Saudi Aramco pens dredging deal for giant maritime complex

Business & Finance

Oil giant Saudi Aramco has signed contracts that will mark the start of works on what is going to be the giant maritime complex known as King Salman International Complex for Maritime Industries and Services in Ras Al-Khair.

The company signed a contract with a consortium comprising Saudi Archirodon Company Ltd and Huta Hegerfeld AG Saudia Company for dredging, reclamation and marine structures for the huge project.

The contract is the first major undertaking for the maritime complex where contractors will conduct dredging and reclamation of approximately 37 million cubic meters of fill, in addition to ground improvement over an area of 7.4 million square meters. The contract will also provide for constructing 4,500 linear meters of concrete quay walls and wharves, in addition to 12,000 linear meters of rock revetments and breakwaters to protect the integrity of the complex, Saudi Aramco said.

“It is an important milestone for King Salman International Complex for Maritime Industries and Services, the largest of its kind in the region.” said Ahmed Al-Sa’adi, Saudi Aramco’s Senior Vice President for Technical Services. “The Complex is in line with the Kingdom’s economic diversification objectives, it will position the Kingdom as a strategic logistics hub and will create vast job opportunities.”

Execution of the initial phase of the contract will be completed by 2020. It is instrumental for the whole program as it will prepare the project’s land for subsequent construction of a dry dock and ship building and maintenance facilities, the oil company said-

The complex was inaugurated in November 2016. When completed, it will offer vessel and rig construction, maintenance, repair and overhaul services.

Twenty jack-up rigs

 

Offshore Energy Today in May reported that four companies had teamed up to build an offshore services section at the complex.

At the time, offshore rig builder Lamprell said it had entered into a joint venture (JVCo) with Saudi Aramco Development Company, Bahri and Hyundai Heavy Industries to establish a maritime yard for the construction, maintenance and repair of offshore drilling rigs and vessels, as part of the giant complex in the eastern province of the Kingdom of Saudi Arabia.

The story of the proposed joint venture is not new, as this has been proposed earlier, but it is now firming up, and the joint venture will come to life subject to approvals of respective shareholders.

According to Lamprell, once fully built, the yard will be the largest in the Arabian Gulf in terms of production capacity and scale. The yard is expected to be partially operational by 2019 and fully operational by 2022.

It will have the capacity to build four offshore rigs, over 40 vessels including 3 VLCCs, and service over 260 maritime products, annually.

Under the agreement, Lamprell will invest up to a maximum of $140 million will hold 20 per cent of of JVCo’s issued share.
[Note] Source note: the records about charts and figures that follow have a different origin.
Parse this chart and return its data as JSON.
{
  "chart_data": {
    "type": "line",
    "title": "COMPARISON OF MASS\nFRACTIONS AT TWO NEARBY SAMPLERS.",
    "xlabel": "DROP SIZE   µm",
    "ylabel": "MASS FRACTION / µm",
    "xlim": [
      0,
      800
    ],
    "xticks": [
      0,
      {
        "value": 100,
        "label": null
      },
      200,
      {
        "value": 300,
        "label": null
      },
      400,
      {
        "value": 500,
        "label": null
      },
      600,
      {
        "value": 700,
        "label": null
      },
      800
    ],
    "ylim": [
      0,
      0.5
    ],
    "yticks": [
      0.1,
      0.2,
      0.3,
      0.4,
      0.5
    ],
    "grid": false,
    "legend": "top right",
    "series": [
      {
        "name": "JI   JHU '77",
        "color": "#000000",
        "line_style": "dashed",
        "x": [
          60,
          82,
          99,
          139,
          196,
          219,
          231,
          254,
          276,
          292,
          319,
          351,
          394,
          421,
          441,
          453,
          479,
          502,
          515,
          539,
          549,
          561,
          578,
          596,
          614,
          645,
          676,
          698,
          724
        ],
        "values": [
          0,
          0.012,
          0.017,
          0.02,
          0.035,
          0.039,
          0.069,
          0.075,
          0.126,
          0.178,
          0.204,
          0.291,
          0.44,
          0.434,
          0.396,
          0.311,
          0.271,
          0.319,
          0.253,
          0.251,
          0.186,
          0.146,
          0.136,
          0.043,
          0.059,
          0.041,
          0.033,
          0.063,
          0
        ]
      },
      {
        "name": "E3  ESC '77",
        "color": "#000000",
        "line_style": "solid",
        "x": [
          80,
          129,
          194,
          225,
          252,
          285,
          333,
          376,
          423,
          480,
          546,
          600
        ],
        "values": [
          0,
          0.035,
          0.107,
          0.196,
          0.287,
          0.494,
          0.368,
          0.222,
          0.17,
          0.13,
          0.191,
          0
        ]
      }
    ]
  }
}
Saudi oil company Saudi Aramco will invest up to a maximum of $350.7 million, Bahri will invest up to a maximum $139.3 million, and HHI to invest up to a maximum $70.0 million. The latter three will hold 50.1 per cent., 19.9 per cent and 10.0 per cent of JVCo’s issued share capital, respectively subject to the terms of the Shareholders’ Agreement.

As part of the deal, Saudi Aramco will enter into a master offtake agreement with JVCo under which it will agree to purchase, or procure the purchase, from JVCo of a minimum of 20 jack-up drilling rigs (equating to two rigs per year for 10 years based on the prevailing and competitive market prices), as well as offshore support vessels and MRO services for jack-up drilling rigs and offshore support vessels operating on Saudi Arabian Oil Company’s offshore assets.
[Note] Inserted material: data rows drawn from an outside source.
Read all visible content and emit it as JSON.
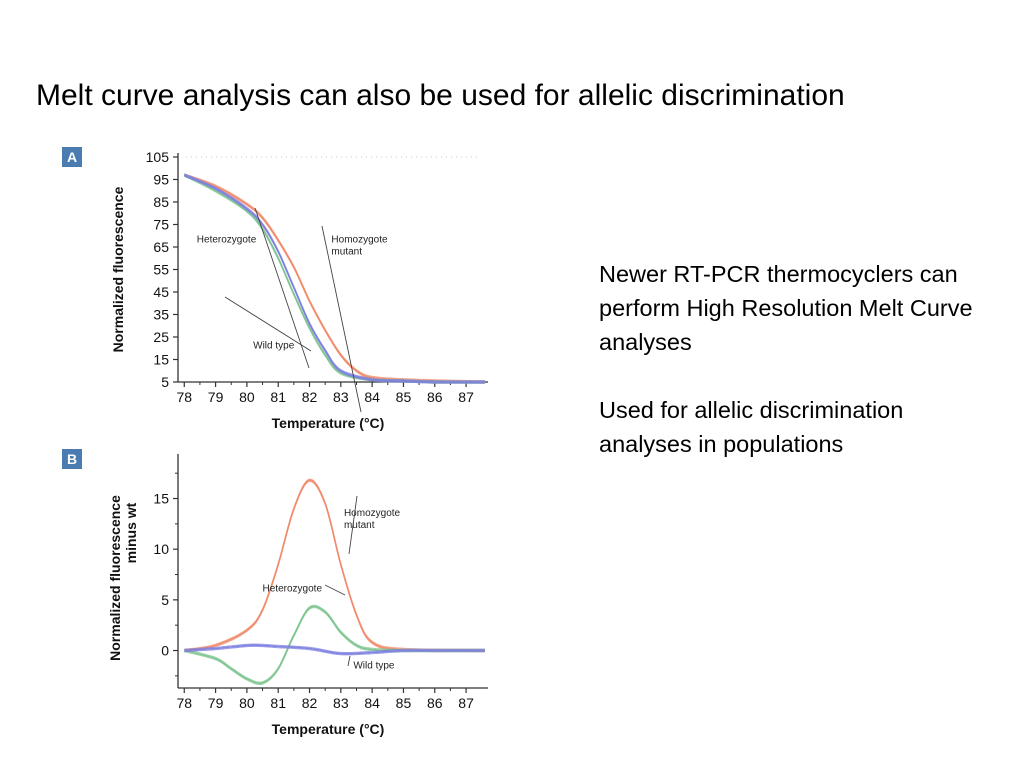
{
  "slide": {
    "title": "Melt curve analysis can also be used for allelic discrimination",
    "paragraphs": [
      "Newer RT-PCR thermocyclers can perform High Resolution Melt Curve analyses",
      "Used for allelic discrimination analyses in populations"
    ]
  },
  "colors": {
    "homozygote_mutant": "#f08a6a",
    "heterozygote": "#7cc48f",
    "wild_type": "#7c7ee0",
    "badge": "#4a7bb1"
  },
  "chart_data": [
    {
      "panel": "A",
      "type": "line",
      "xlabel": "Temperature (°C)",
      "ylabel": "Normalized fluorescence",
      "xlim": [
        77.8,
        87.7
      ],
      "ylim": [
        5,
        105
      ],
      "x_ticks": [
        "78",
        "79",
        "80",
        "81",
        "82",
        "83",
        "84",
        "85",
        "86",
        "87"
      ],
      "y_ticks": [
        "105",
        "95",
        "85",
        "75",
        "65",
        "55",
        "45",
        "35",
        "25",
        "15",
        "5"
      ],
      "series": [
        {
          "name": "Homozygote mutant",
          "color": "#f08a6a",
          "x": [
            78,
            79,
            80,
            80.5,
            81,
            81.5,
            82,
            82.5,
            83,
            83.5,
            84,
            85,
            86,
            87.6
          ],
          "y": [
            97,
            92,
            84,
            78,
            68,
            56,
            41,
            28,
            17,
            10,
            7,
            6,
            5.5,
            5
          ]
        },
        {
          "name": "Heterozygote",
          "color": "#7cc48f",
          "x": [
            78,
            79,
            80,
            80.5,
            81,
            81.5,
            82,
            82.5,
            83,
            84,
            85,
            86,
            87.6
          ],
          "y": [
            97,
            90,
            81,
            73,
            60,
            44,
            29,
            17,
            9,
            6,
            5.5,
            5,
            5
          ]
        },
        {
          "name": "Wild type",
          "color": "#7c7ee0",
          "x": [
            78,
            79,
            80,
            80.5,
            81,
            81.5,
            82,
            82.5,
            83,
            84,
            85,
            86,
            87.6
          ],
          "y": [
            97,
            91,
            82,
            75,
            63,
            47,
            31,
            19,
            10,
            6,
            5.5,
            5,
            5
          ]
        }
      ],
      "annotations": [
        {
          "lines": [
            "Heterozygote"
          ],
          "x": 78.4,
          "y": 67
        },
        {
          "lines": [
            "Homozygote",
            "mutant"
          ],
          "x": 82.7,
          "y": 67
        },
        {
          "lines": [
            "Wild type"
          ],
          "x": 80.2,
          "y": 20
        }
      ]
    },
    {
      "panel": "B",
      "type": "line",
      "xlabel": "Temperature (°C)",
      "ylabel": "Normalized fluorescence minus wt",
      "xlim": [
        77.8,
        87.7
      ],
      "ylim": [
        -3.7,
        19
      ],
      "x_ticks": [
        "78",
        "79",
        "80",
        "81",
        "82",
        "83",
        "84",
        "85",
        "86",
        "87"
      ],
      "y_ticks": [
        "15",
        "10",
        "5",
        "0"
      ],
      "series": [
        {
          "name": "Homozygote mutant",
          "color": "#f08a6a",
          "x": [
            78,
            79,
            80,
            80.5,
            81,
            81.5,
            82,
            82.5,
            83,
            83.5,
            84,
            85,
            87.6
          ],
          "y": [
            0,
            0.5,
            2,
            4,
            8.5,
            14,
            16.8,
            14.5,
            8.5,
            3.5,
            0.8,
            0.1,
            0
          ]
        },
        {
          "name": "Heterozygote",
          "color": "#7cc48f",
          "x": [
            78,
            79,
            79.5,
            80,
            80.5,
            81,
            81.5,
            82,
            82.5,
            83,
            83.5,
            84,
            85,
            87.6
          ],
          "y": [
            0,
            -0.8,
            -1.8,
            -2.8,
            -3.2,
            -1.8,
            1.5,
            4.2,
            3.8,
            1.8,
            0.5,
            0.1,
            0,
            0
          ]
        },
        {
          "name": "Wild type",
          "color": "#7c7ee0",
          "x": [
            78,
            79,
            80,
            80.5,
            81,
            82,
            83,
            84,
            85,
            86,
            87.6
          ],
          "y": [
            0,
            0.2,
            0.5,
            0.5,
            0.4,
            0.2,
            -0.3,
            -0.2,
            0,
            0,
            0
          ]
        }
      ],
      "annotations": [
        {
          "lines": [
            "Homozygote",
            "mutant"
          ],
          "x": 83.1,
          "y": 13.3
        },
        {
          "lines": [
            "Heterozygote"
          ],
          "x": 80.5,
          "y": 5.8
        },
        {
          "lines": [
            "Wild type"
          ],
          "x": 83.4,
          "y": -1.8
        }
      ]
    }
  ]
}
Bahri, the Saudi national shipping company, will enter an offtake agreement with JVCo under which Bahri will agree to purchase from JVCo no less than 75 per cent of its commercial vessel requirements over ten years, being a minimum of 52 commercial vessels (including a significant number of VLCCs), and MRO services for such vessels based on the prevailing and competitive market prices, subject to certain conditions.